①②はご自身がフォントのライセンスを持っていることが前提です。
商用利用する場合、フリーフォントによっては使用不可な場合があるので注意しましょう。
ちなみに、Web上では、フォントを持っていなくても、「Web Fonts」という仕組みを使っているので正しく表示されています。
ブラウザがインターネットからフォントをダウンロードして利用する、または、サーバーからフォントを直接読み取って一時的にサイト上で表示させているからです。
初心者の初入稿は、Canvaで印刷することをお薦めする!
…でもやっぱりわからない、心配…という方は、Canvaでそのまま印刷までを行うのが一番安全です。
※Canvaで印刷した場合も文字化けして印刷されたという報告がありました。
Canva Proの印刷用PDFのオプション「フラット化」は必須なようです。
無料版でもCanvaでは印刷できるように改善されるとよいですね…
なぜかって?
Canvaは入稿アシスタント機能があり、データのチェックをWeb上でしてくれるからです!
知らなかったり、自分が忘れがちなチェックポイントを指摘してくれる優れもの。
また、無料版ユーザーにも嬉しいCMYK変換のトラブルが発生しません。
(Canva側で、CMYKに変換しているので色には注意です)
ただし、確認用のPDFはトリムマークは自動でついていますが、カラー領域はRGBです。

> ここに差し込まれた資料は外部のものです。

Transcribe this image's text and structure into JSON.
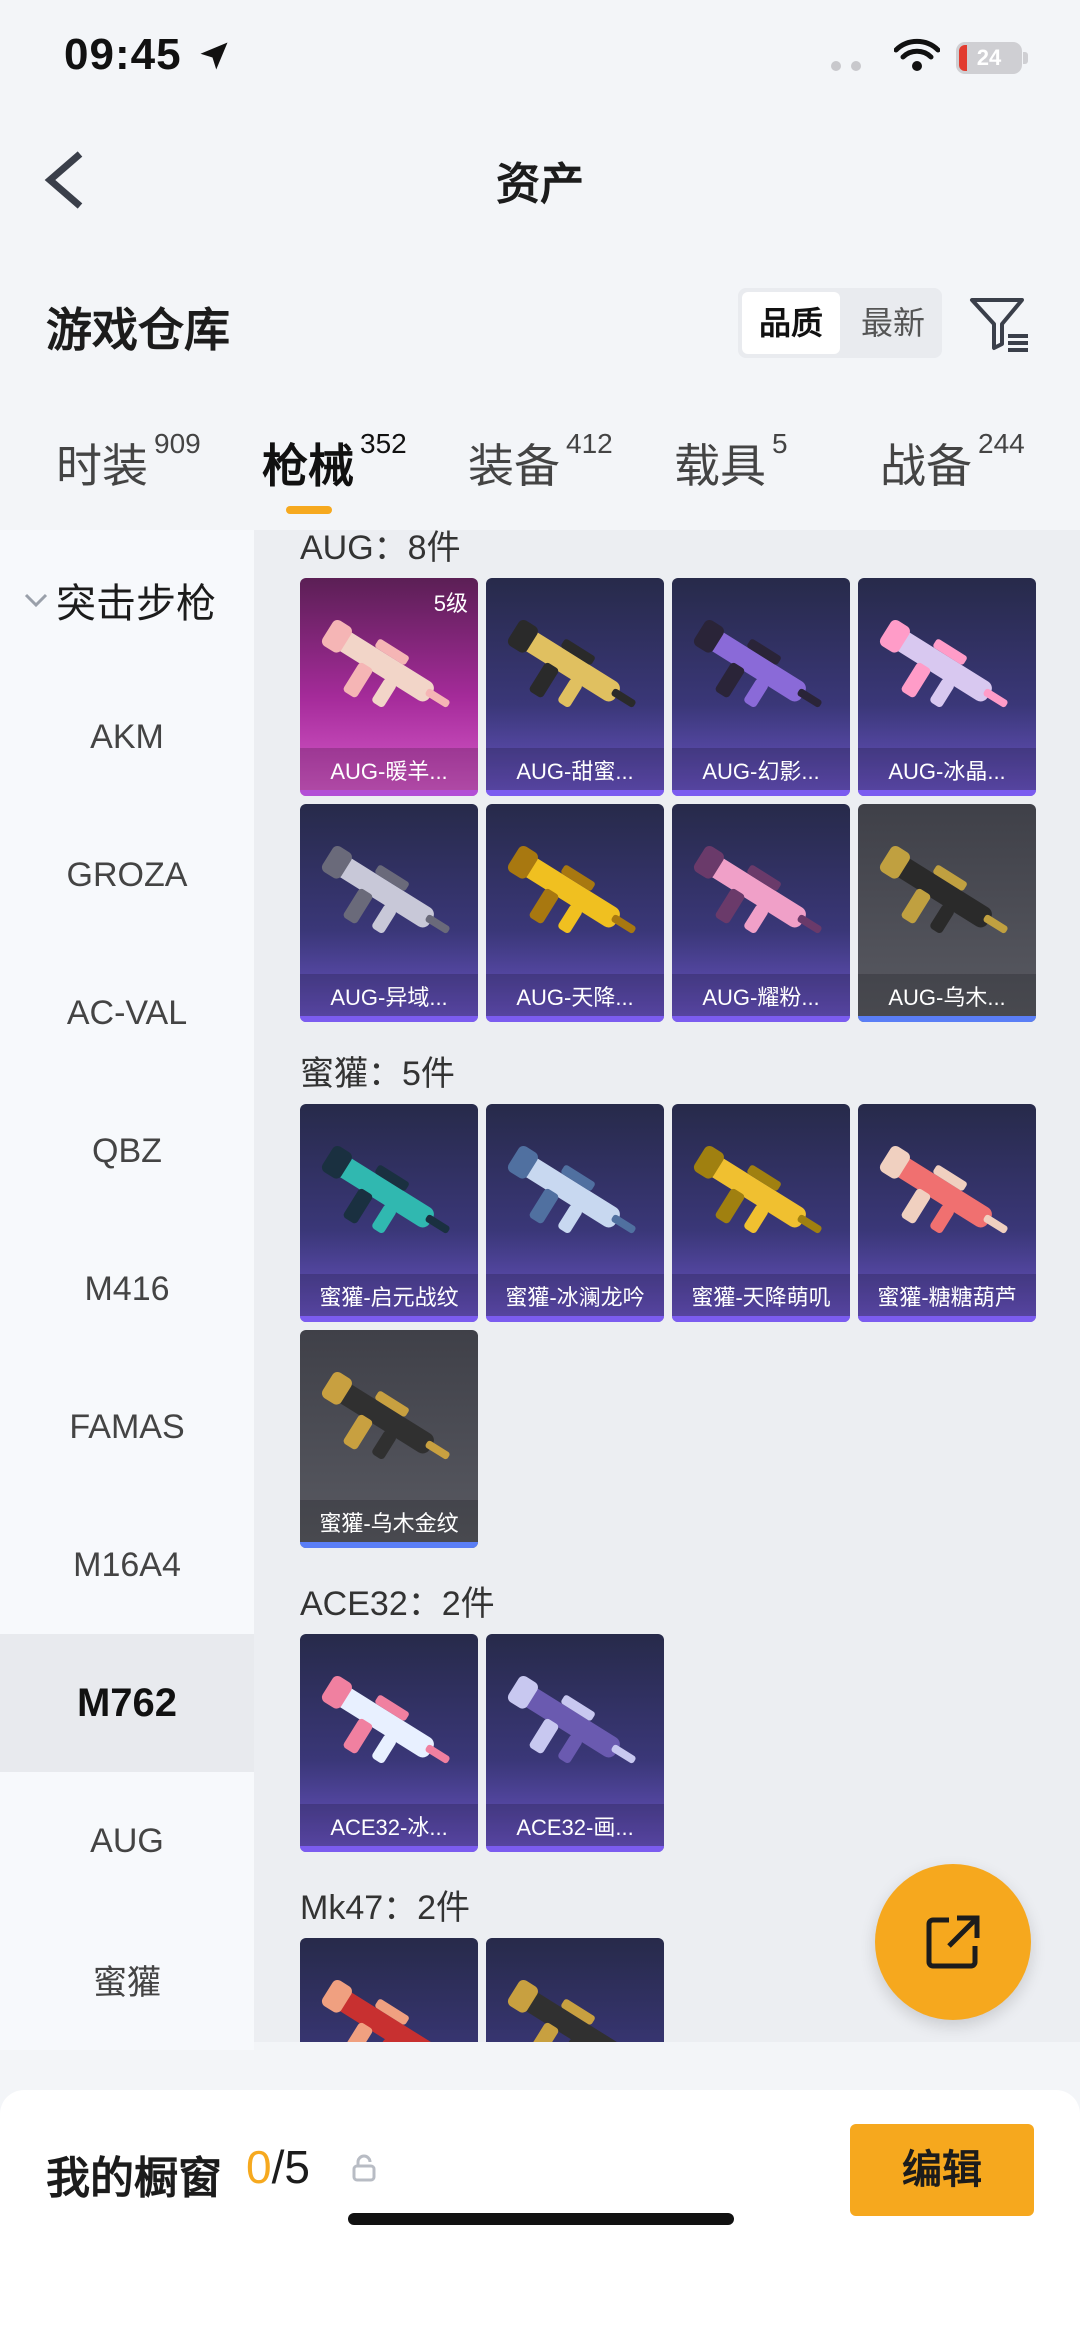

これをダウンロードして他の印刷会社で…はやめてくださいね。
①パソコンは右上の『共有』、スマホは右上の『[→』から『Canvaで印刷をする』を選択
②印刷メニューを選びます
③入稿アシスタントに従ってデータを修正
④PDFをダウンロードして確認
⑤カートに追加して支払い
ただしCanvaの印刷は、一般に想像するオフセット印刷ではなくオンデマンド印刷だと推測しています。
(Canvaで印刷したことがないもので)
メリット
・クオリティはそこそこ
・短納期
・小ロット対応
・印刷すると、社会貢献ができる!(詳細はナイショです)
つまりは、高級な家庭用デジタルプリンターってことですね。
デメリットとしては
・割高になる
・オフセット印刷よりクオリティが低くなる
・紙の種類があまりない
・作れるサイズや種類が限られる
最後に
私がインハウスデザイナーだった頃、スタッフにAdobe Illustratorの使い方を教えたり、会社のレーザープリンターで印刷した販促物を地方の店舗に送ったりしていました。
Adobeのソフトはお店のスタッフが使うには難しすぎるし、ちょと場所や日付を変えて、その地方に合わせたいというパターンもあります。
少しの修正に毎回デザイナーに高額な修正料を払うことができるのは、一部の企業だけです。
Canvaがあれば、自分たちで印刷だって可能です!
しかし、デザイン界隈では初心者によるデータ不備が嘆かれ、Canvaの印象が悪いな…と感じて悲しくなることがあります。
なので、私としては「一回Canvaで印刷して、どんなことが必要なのか知る」ことをおすすめします!
この大切な5つを忘れずに、Canvaでの制作を楽しんでいただければと思います。